Semantic Search Demo:

  • Document embedding simulation
  • Category-based filtering
  • Multi-query demonstration
  • Filtered search by metadata

Vector Benchmark:

  • Batch insertion performance
  • Search performance metrics
  • Memory usage statistics

Basic Usage Examples

cargo run --example basic_usage          # Basic database operations
cargo run --example comprehensive_demo   # All SQL features

See the examples/ directory for complete usage examples.

Testing

SQL-RS has comprehensive test coverage with 147+ passing tests:

# Run all tests
cargo test

# Run specific test suites
cargo test --test vector_examples_test      # Vector database tests
cargo test --test vector_advanced_tests     # Advanced vector tests
cargo test --test delete_drop_tests         # DELETE and DROP tests
cargo test --test aggregate_tests           # Aggregate functions
cargo test --test group_by_tests            # GROUP BY tests
cargo test --test join_tests                # JOIN tests
cargo test --test index_tests               # Index tests

Development

Built with:

  • Rust Edition 2024: Latest Rust features and improvements
  • clap 4.5: Command-line interface parsing
  • serde/serde_json: Serialization and deserialization
  • bincode: Binary encoding for efficient storage
  • parking_lot: High-performance synchronization primitives
  • memmap2: Memory-mapped file I/O
  • thiserror/anyhow: Robust error handling
  • tempfile: Test file management

Project Structure

src/
├── lib.rs              # Main library entry point
├── main.rs             # CLI entry point
├── cli/                # Command-line interface
│   └── commands.rs     # Command handlers
├── storage/            # B-tree, WAL, transactions, statistics
│   ├── btree.rs        # B-tree implementation
│   ├── wal.rs          # Write-ahead logging
│   ├── transaction.rs  # Transaction manager
│   ├── file.rs         # File management
│   ├── page.rs         # Page management
│   └── stats.rs        # Database statistics
├── vector/             # HNSW index, similarity metrics
│   ├── collection.rs   # Vector collection
│   ├── hnsw.rs         # HNSW index
│   ├── similarity.rs   # Distance metrics
│   ├── quantization.rs # Vector quantization
│   └── store.rs        # Vector store
├── query/              # SQL parser and executor
│   ├── parser.rs       # SQL parsing
│   ├── planner.rs      # Query planning
│   └── executor.rs     # Query execution
└── types/              # Core data types and schemas

Code Quality

  • rustfmt.toml: Consistent code formatting configuration
  • clippy.toml: Lint rules and warnings configuration
  • 147+ tests: Comprehensive unit and integration tests
  • Apache 2.0 License: Permissive open-source license

Building

cargo build                   # Debug build
cargo build --release         # Release build (optimized)
cargo fmt                     # Format code with rustfmt
cargo clippy                  # Run linter

Roadmap

See TODO.md for planned features and improvements including:

  • Interactive REPL mode
  • Query optimizer
  • Import/export (CSV, JSON)
  • Database backup/restore
  • CI/CD pipeline
  • And more...

Documentation

License

Copyright 2025 SQL-RS Contributors

Licensed under the Apache License, Version 2.0 (the "License"); you may not use this file except in compliance with the License.

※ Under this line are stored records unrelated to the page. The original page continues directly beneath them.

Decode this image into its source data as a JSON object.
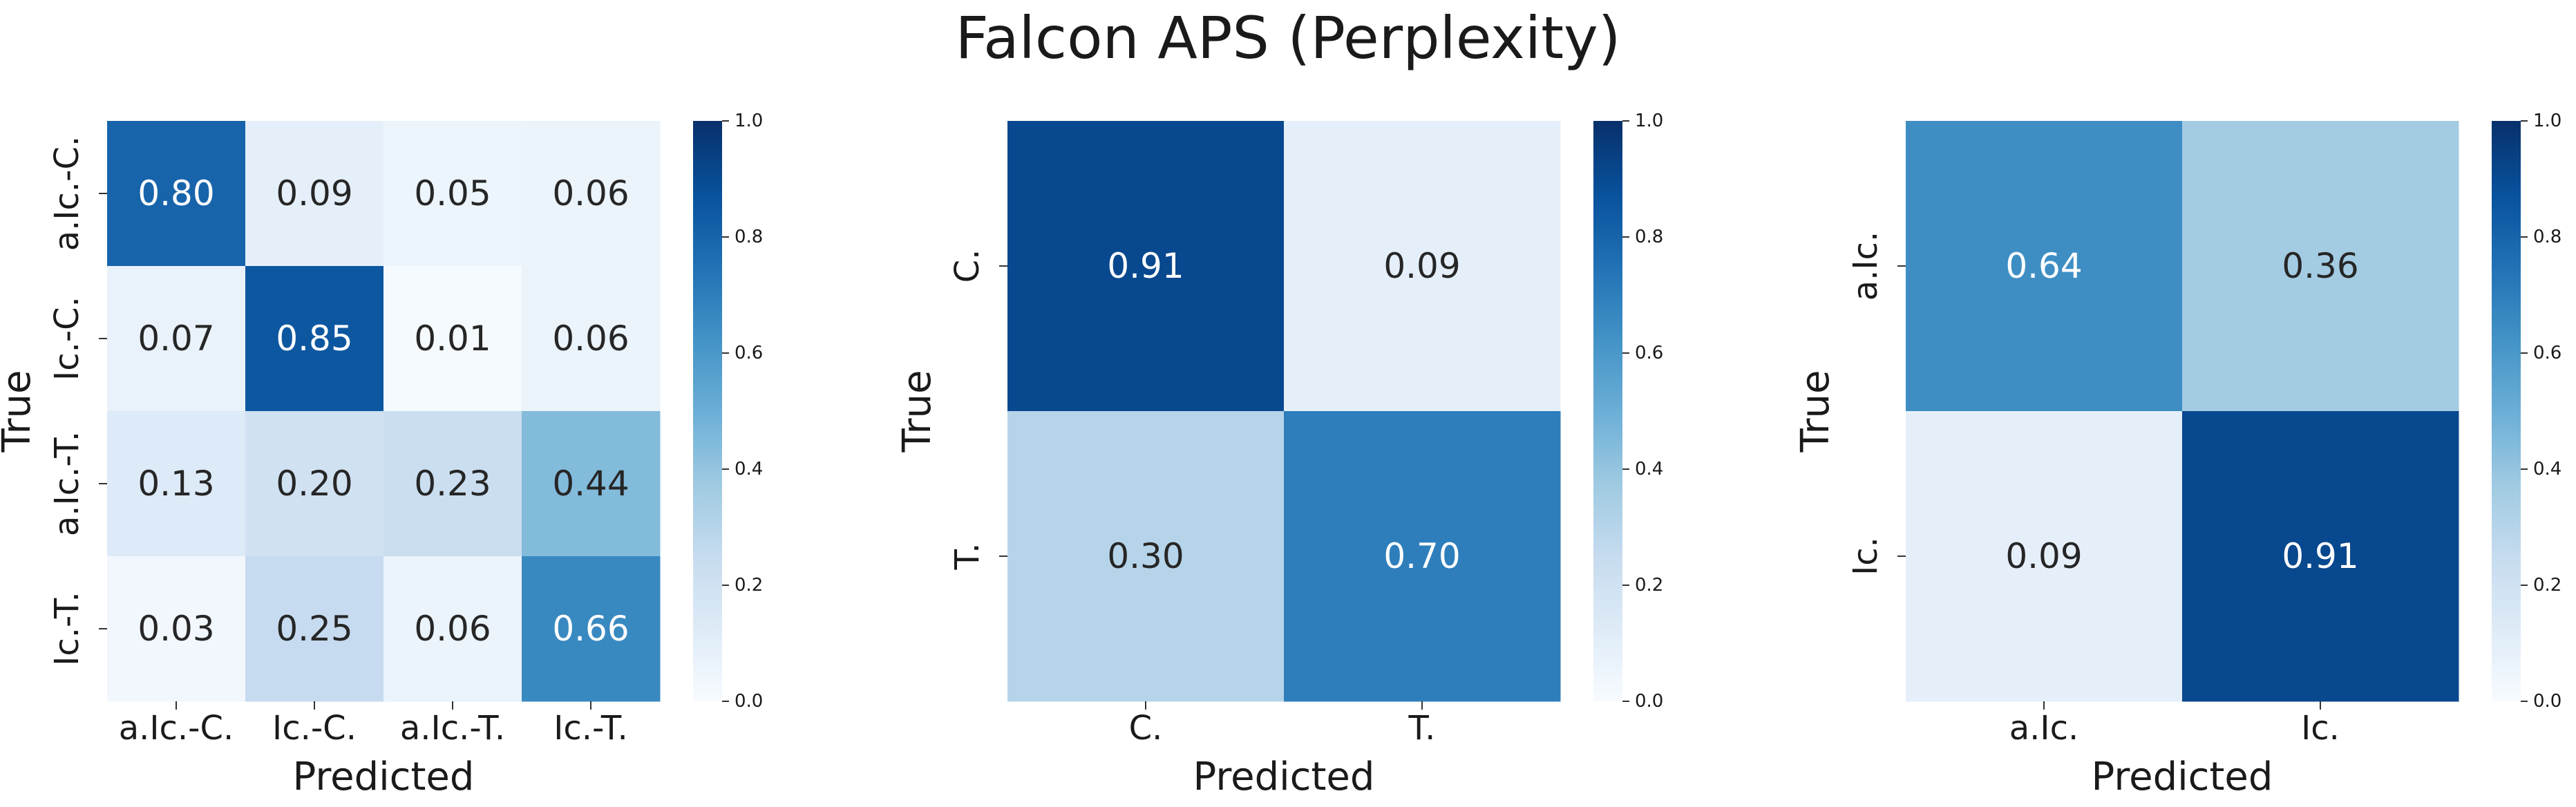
{
  "title": "Falcon APS (Perplexity)",
  "colors": {
    "low": "#f7fbff",
    "high": "#08306b",
    "text_dark": "#262626",
    "text_light": "#ffffff"
  },
  "chart_data": [
    {
      "type": "heatmap",
      "xlabel": "Predicted",
      "ylabel": "True",
      "x_categories": [
        "a.Ic.-C.",
        "Ic.-C.",
        "a.Ic.-T.",
        "Ic.-T."
      ],
      "y_categories": [
        "a.Ic.-C.",
        "Ic.-C.",
        "a.Ic.-T.",
        "Ic.-T."
      ],
      "values": [
        [
          0.8,
          0.09,
          0.05,
          0.06
        ],
        [
          0.07,
          0.85,
          0.01,
          0.06
        ],
        [
          0.13,
          0.2,
          0.23,
          0.44
        ],
        [
          0.03,
          0.25,
          0.06,
          0.66
        ]
      ],
      "colorbar": {
        "range": [
          0.0,
          1.0
        ],
        "ticks": [
          "0.0",
          "0.2",
          "0.4",
          "0.6",
          "0.8",
          "1.0"
        ]
      }
    },
    {
      "type": "heatmap",
      "xlabel": "Predicted",
      "ylabel": "True",
      "x_categories": [
        "C.",
        "T."
      ],
      "y_categories": [
        "C.",
        "T."
      ],
      "values": [
        [
          0.91,
          0.09
        ],
        [
          0.3,
          0.7
        ]
      ],
      "colorbar": {
        "range": [
          0.0,
          1.0
        ],
        "ticks": [
          "0.0",
          "0.2",
          "0.4",
          "0.6",
          "0.8",
          "1.0"
        ]
      }
    },
    {
      "type": "heatmap",
      "xlabel": "Predicted",
      "ylabel": "True",
      "x_categories": [
        "a.Ic.",
        "Ic."
      ],
      "y_categories": [
        "a.Ic.",
        "Ic."
      ],
      "values": [
        [
          0.64,
          0.36
        ],
        [
          0.09,
          0.91
        ]
      ],
      "colorbar": {
        "range": [
          0.0,
          1.0
        ],
        "ticks": [
          "0.0",
          "0.2",
          "0.4",
          "0.6",
          "0.8",
          "1.0"
        ]
      }
    }
  ]
}
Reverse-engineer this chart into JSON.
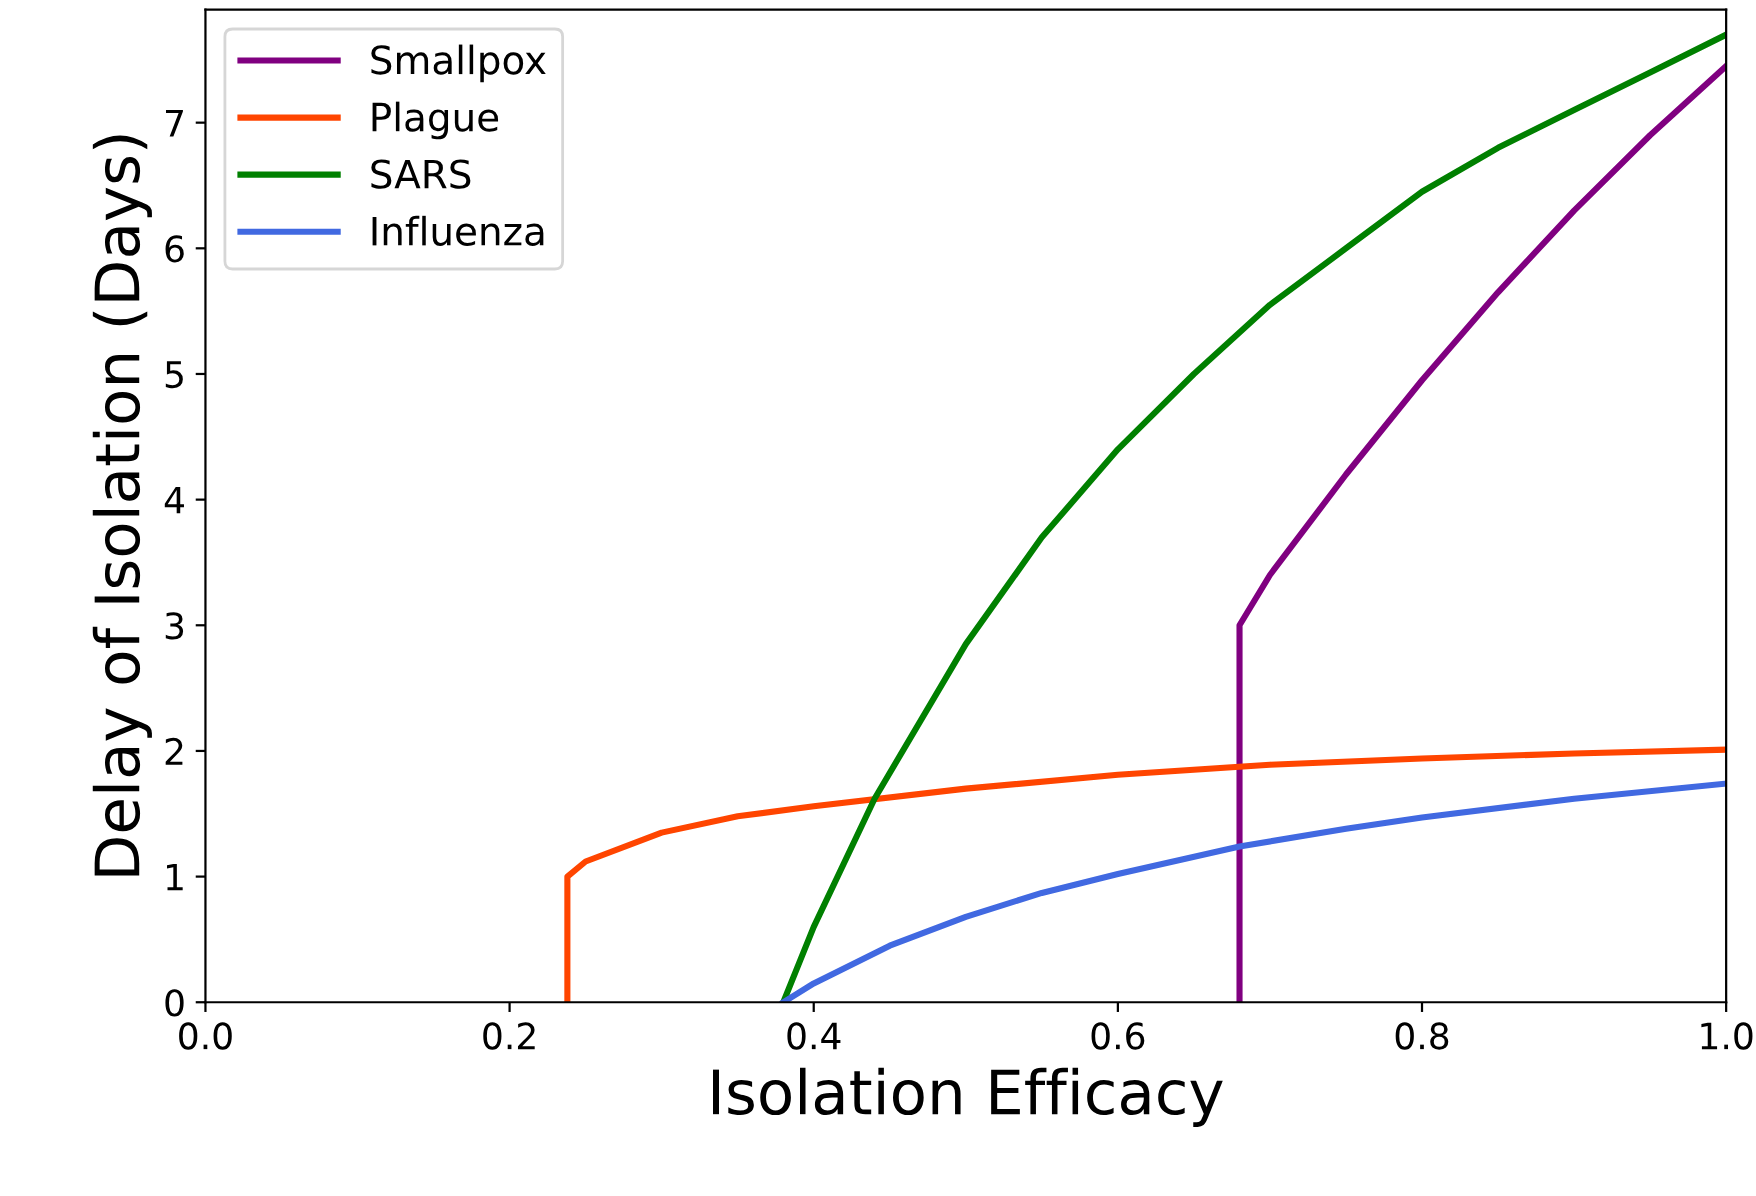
{
  "chart_data": {
    "type": "line",
    "xlabel": "Isolation Efficacy",
    "ylabel": "Delay of Isolation (Days)",
    "xlim": [
      0,
      1.0
    ],
    "ylim": [
      0,
      7.9
    ],
    "xticks": [
      {
        "value": 0,
        "label": "0.0"
      },
      {
        "value": 0.2,
        "label": "0.2"
      },
      {
        "value": 0.4,
        "label": "0.4"
      },
      {
        "value": 0.6,
        "label": "0.6"
      },
      {
        "value": 0.8,
        "label": "0.8"
      },
      {
        "value": 1.0,
        "label": "1.0"
      }
    ],
    "yticks": [
      0,
      1,
      2,
      3,
      4,
      5,
      6,
      7
    ],
    "grid": false,
    "legend": "top left",
    "marker": "none",
    "line_style": "solid",
    "series": [
      {
        "name": "Smallpox",
        "color": "#800080",
        "x": [
          0.68,
          0.68,
          0.7,
          0.75,
          0.8,
          0.85,
          0.9,
          0.95,
          1.0
        ],
        "values": [
          0,
          3,
          3.4,
          4.2,
          4.95,
          5.65,
          6.3,
          6.9,
          7.45
        ]
      },
      {
        "name": "Plague",
        "color": "#ff4500",
        "x": [
          0.238,
          0.238,
          0.25,
          0.3,
          0.35,
          0.4,
          0.5,
          0.6,
          0.7,
          0.8,
          0.9,
          1.0
        ],
        "values": [
          0,
          1.0,
          1.12,
          1.35,
          1.48,
          1.56,
          1.7,
          1.81,
          1.89,
          1.94,
          1.98,
          2.01
        ]
      },
      {
        "name": "SARS",
        "color": "#008000",
        "x": [
          0.38,
          0.4,
          0.44,
          0.5,
          0.55,
          0.6,
          0.65,
          0.7,
          0.75,
          0.8,
          0.85,
          0.9,
          0.95,
          1.0
        ],
        "values": [
          0,
          0.6,
          1.62,
          2.85,
          3.7,
          4.4,
          5.0,
          5.55,
          6.0,
          6.45,
          6.8,
          7.1,
          7.4,
          7.7
        ]
      },
      {
        "name": "Influenza",
        "color": "#4169e1",
        "x": [
          0.38,
          0.4,
          0.45,
          0.5,
          0.55,
          0.6,
          0.68,
          0.75,
          0.8,
          0.9,
          1.0
        ],
        "values": [
          0,
          0.15,
          0.45,
          0.68,
          0.87,
          1.02,
          1.24,
          1.38,
          1.47,
          1.62,
          1.74
        ]
      }
    ]
  }
}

You may obtain a copy of the License at

http://www.apache.org/licenses/LICENSE-2.0

Unless required by applicable law or agreed to in writing, software distributed under the License is distributed on an "AS IS" BASIS, WITHOUT WARRANTIES OR CONDITIONS OF ANY KIND, either express or implied. See the License for the specific language governing permissions and limitations under the License.